Cette dépense peut sembler superflue sur le moment. Mais face à un véhicule présentant des vices cachés, elle peut vous éviter plusieurs milliers d’euros de réparations. Et si le vendeur refuse catégoriquement qu’un expert examine le véhicule, la réponse est simple : passez votre chemin.
Les points de vigilance spécifiques selon le type de vendeur
Achat chez un particulier
L’achat entre particuliers offre souvent des prix plus attractifs, mais il comporte plus de risques. Le particulier n’est pas soumis aux mêmes obligations légales qu’un professionnel. La garantie légale de conformité ne s’applique pas. Seule la garantie contre les vices cachés existe, mais elle est difficile à faire valoir en pratique. Soyez donc encore plus rigoureux dans vos vérifications.
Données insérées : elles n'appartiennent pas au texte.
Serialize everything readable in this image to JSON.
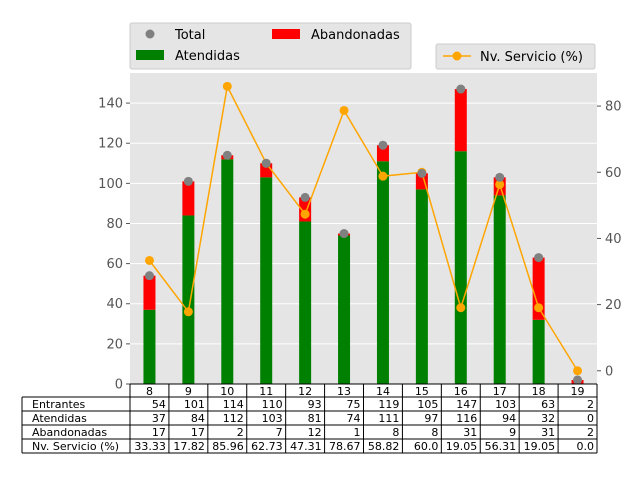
{
  "chart_data": {
    "type": "bar",
    "stacked": true,
    "categories": [
      "8",
      "9",
      "10",
      "11",
      "12",
      "13",
      "14",
      "15",
      "16",
      "17",
      "18",
      "19"
    ],
    "series": [
      {
        "name": "Atendidas",
        "type": "bar",
        "axis": "left",
        "color": "#008000",
        "values": [
          37,
          84,
          112,
          103,
          81,
          74,
          111,
          97,
          116,
          94,
          32,
          0
        ]
      },
      {
        "name": "Abandonadas",
        "type": "bar",
        "axis": "left",
        "color": "#ff0000",
        "values": [
          17,
          17,
          2,
          7,
          12,
          1,
          8,
          8,
          31,
          9,
          31,
          2
        ]
      },
      {
        "name": "Total",
        "type": "scatter",
        "axis": "left",
        "color": "#808080",
        "values": [
          54,
          101,
          114,
          110,
          93,
          75,
          119,
          105,
          147,
          103,
          63,
          2
        ]
      },
      {
        "name": "Nv. Servicio (%)",
        "type": "line",
        "axis": "right",
        "color": "#ffa500",
        "values": [
          33.33,
          17.82,
          85.96,
          62.73,
          47.31,
          78.67,
          58.82,
          60.0,
          19.05,
          56.31,
          19.05,
          0.0
        ]
      }
    ],
    "ylim_left": [
      0,
      155
    ],
    "yticks_left": [
      0,
      20,
      40,
      60,
      80,
      100,
      120,
      140
    ],
    "ylim_right": [
      -4,
      90
    ],
    "yticks_right": [
      0,
      20,
      40,
      60,
      80
    ],
    "grid": true,
    "background": "#e5e5e5",
    "legend_left_position": "top-left, above plot",
    "legend_right_position": "top-right, above plot",
    "table": {
      "rows": [
        {
          "label": "Entrantes",
          "values": [
            "54",
            "101",
            "114",
            "110",
            "93",
            "75",
            "119",
            "105",
            "147",
            "103",
            "63",
            "2"
          ]
        },
        {
          "label": "Atendidas",
          "values": [
            "37",
            "84",
            "112",
            "103",
            "81",
            "74",
            "111",
            "97",
            "116",
            "94",
            "32",
            "0"
          ]
        },
        {
          "label": "Abandonadas",
          "values": [
            "17",
            "17",
            "2",
            "7",
            "12",
            "1",
            "8",
            "8",
            "31",
            "9",
            "31",
            "2"
          ]
        },
        {
          "label": "Nv. Servicio (%)",
          "values": [
            "33.33",
            "17.82",
            "85.96",
            "62.73",
            "47.31",
            "78.67",
            "58.82",
            "60.0",
            "19.05",
            "56.31",
            "19.05",
            "0.0"
          ]
        }
      ]
    }
  }
}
Achat chez un professionnel
Un concessionnaire ou un vendeur professionnel est soumis à la garantie légale de conformité de deux ans. Cela ne signifie pas pour autant qu’il ne faut rien vérifier. Certains véhicules vendus en occasion par des professionnels ont simplement été nettoyés et présentés sans que les problèmes mécaniques sous-jacents aient été réglés. Lisez attentivement le bon de commande avant de signer, et vérifiez ce qui est inclus ou non dans la garantie proposée.
Un récapitulatif des points de vérification
| Domaine | Points à vérifier | Niveau de difficulté |
|---|---|---|
| Documents | Carte grise, contrôle technique, Histovec | Facile |
| Carrosserie | Alignement des panneaux, peinture, traces de choc | Moyen |
| Mécanique | Huile, liquide de refroidissement, carnet d’entretien | Moyen |
| Pneumatiques | Usure, âge, homogénéité | Facile |
| Essai routier | Freinage, direction, boîte de vitesses, équipements | Facile |
| Expertise | Diagnostic OBD, inspection dessous caisse | Professionnel |
Prendre le temps de tout vérifier avant d’acheter une voiture d’occasion n’est pas une marque de méfiance exagérée. C’est simplement du bon sens. Un vendeur honnête ne sera jamais gêné par vos questions ou par votre rigueur. Au contraire, il appréciera que vous soyez sérieux. Et si quelqu’un cherche à vous presser ou à esquiver certaines vérifications, c’est probablement parce qu’il y a quelque chose à cacher.